Here are some steps to troubleshoot and resolve the issue:

  1. Check Compatibility:
    Ensure that the versions of TensorFlow, CUDA, cuDNN, and Python you are using are compatible. For TensorFlow 2.7.0, CUDA 11.2 and cuDNN 8.1 are recommended. For TensorFlow 2.10.0, CUDA 11.2 and cuDNN 8.1 are also compatible.

    You can check the official TensorFlow compatibility guide here: TensorFlow Compatibility Guide.

  2. Verify Installation:
    Make sure that CUDA and cuDNN are correctly installed and that the paths are properly set in the environment variables. For example:

    • CUDA_HOME should point to the CUDA installation directory.
    • LD_LIBRARY_PATH should include the paths to CUDA and cuDNN libraries.
    • PATH should include the path to CUDA binaries.
  3. Check GPU Availability:
    Verify that TensorFlow is recognizing your GPU. Run the following code:

    import tensorflow as tf
    print("Num GPUs Available: ", len(tf.config.list_physical_devices('GPU')))
    

    This should output the number of GPUs available.

  4. Update NVIDIA Drivers:
    Ensure that your NVIDIA drivers are up to date. Sometimes, updating the drivers resolves compatibility issues.

  5. Reinstall TensorFlow:
    Try reinstalling TensorFlow to ensure it is correctly installed:

    pip uninstall tensorflow
    pip install tensorflow-gpu==2.7.0
    
  6. Test with a Simple Script:
    Create a simple TensorFlow script to test if the error persists. This can help isolate whether the issue is with your specific code or with the TensorFlow setup.

    import tensorflow as tf
    mnist = tf.keras.datasets.mnist
    (x_train, y_train), (x_test, y_test) = mnist.load_data()
    x_train, x_test = x_train / 255.0, x_test / 255.0
    
    model = tf.keras.models.Sequential([
        tf.keras.layers.Flatten(input_shape=(28, 28)),
        tf.keras.layers.Dense(128, activation='relu'),
        tf.keras.layers.Dropout(0.2),
        tf.keras.layers.Dense(10)
    ])
    
    predictions = model(x_train[:1]).numpy()
    tf.nn.softmax(predictions).numpy()
    
    model.compile(optimizer='adam',
                  loss=tf.keras.losses.SparseCategoricalCrossentropy(from_logits=True),
                  metrics=['accuracy'])
    
    model.fit(x_train, y_train, epochs=5)
    model.evaluate(x_test, y_test, verbose=2)
    
  7. Check Disk Space:
    The error message mentions verifying sufficient filesystem space. Ensure that you have enough disk space available for TensorFlow to write temporary files during execution.

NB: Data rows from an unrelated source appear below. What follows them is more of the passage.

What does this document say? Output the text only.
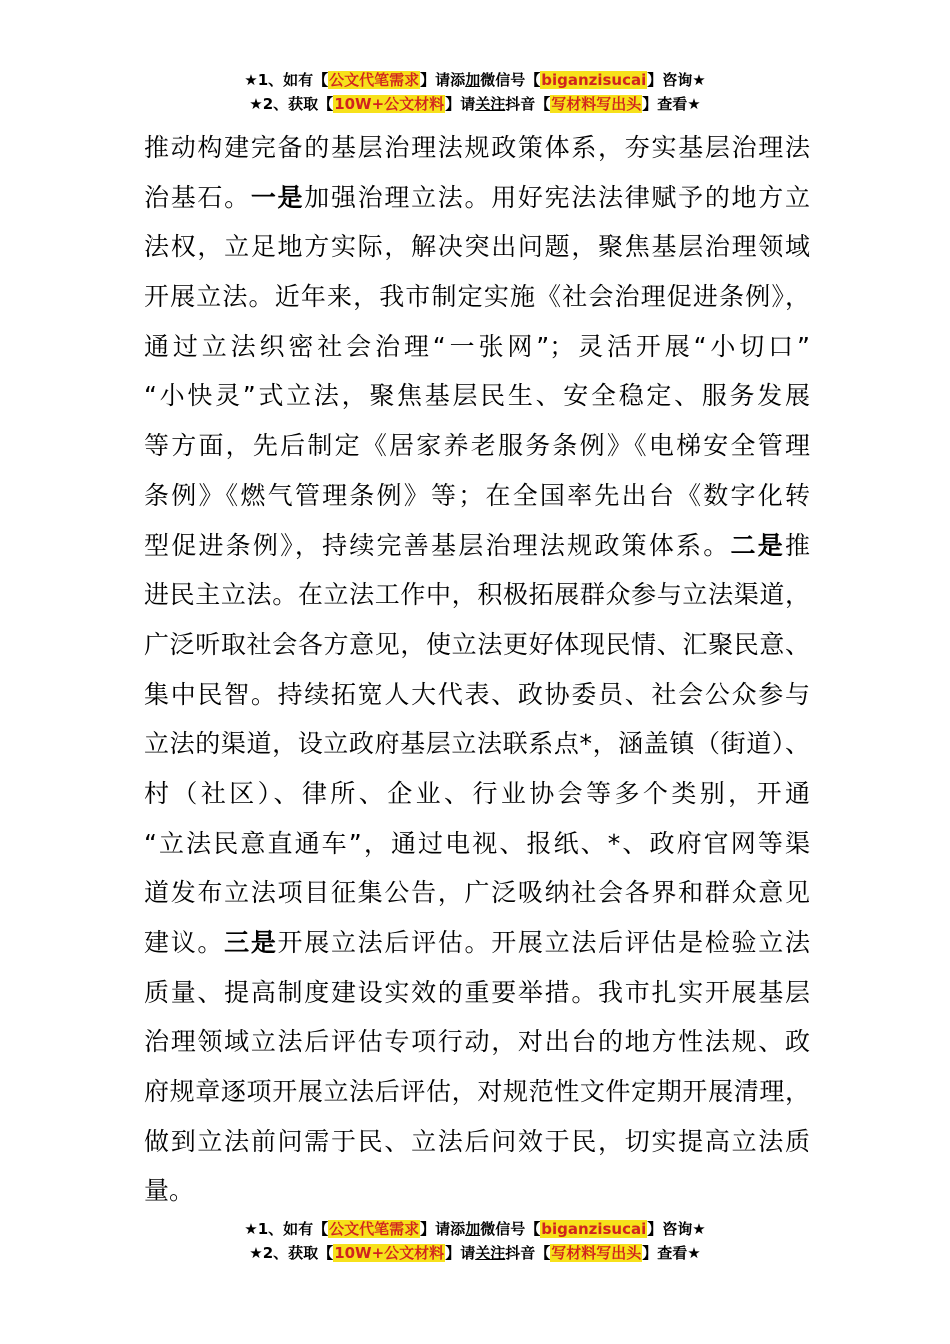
★1、如有【公文代笔需求】请添加微信号【biganzisucai】咨询★
★2、获取【10W+公文材料】请关注抖音【写材料写出头】查看★
推动构建完备的基层治理法规政策体系，夯实基层治理法
治基石。一是加强治理立法。用好宪法法律赋予的地方立
法权，立足地方实际，解决突出问题，聚焦基层治理领域
开展立法。近年来，我市制定实施《社会治理促进条例》，
通过立法织密社会治理“一张网”；灵活开展“小切口”
“小快灵”式立法，聚焦基层民生、安全稳定、服务发展
等方面，先后制定《居家养老服务条例》《电梯安全管理
条例》《燃气管理条例》等；在全国率先出台《数字化转
型促进条例》，持续完善基层治理法规政策体系。二是推
进民主立法。在立法工作中，积极拓展群众参与立法渠道，
广泛听取社会各方意见，使立法更好体现民情、汇聚民意、
集中民智。持续拓宽人大代表、政协委员、社会公众参与
立法的渠道，设立政府基层立法联系点*，涵盖镇（街道）、
村（社区）、律所、企业、行业协会等多个类别，开通
“立法民意直通车”，通过电视、报纸、*、政府官网等渠
道发布立法项目征集公告，广泛吸纳社会各界和群众意见
建议。三是开展立法后评估。开展立法后评估是检验立法
质量、提高制度建设实效的重要举措。我市扎实开展基层
治理领域立法后评估专项行动，对出台的地方性法规、政
府规章逐项开展立法后评估，对规范性文件定期开展清理，
做到立法前问需于民、立法后问效于民，切实提高立法质
量。
★1、如有【公文代笔需求】请添加微信号【biganzisucai】咨询★
★2、获取【10W+公文材料】请关注抖音【写材料写出头】查看★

  8. Set Environment Variables:
    You can try setting some additional environment variables to help with debugging and resolving the issue:

    import os
    os.environ['TF_CPP_MIN_LOG_LEVEL'] = '2'  # Suppress TensorFlow logging
    os.environ['CUDA_LAUNCH_BLOCKING'] = '1'  # For better error messages
    

Following these steps should help you identify and resolve the issue with CUDA not working with TensorFlow. If the problem persists, you might consider posting on the NVIDIA Developer Forums or the TensorFlow GitHub issues page for more specific assistance.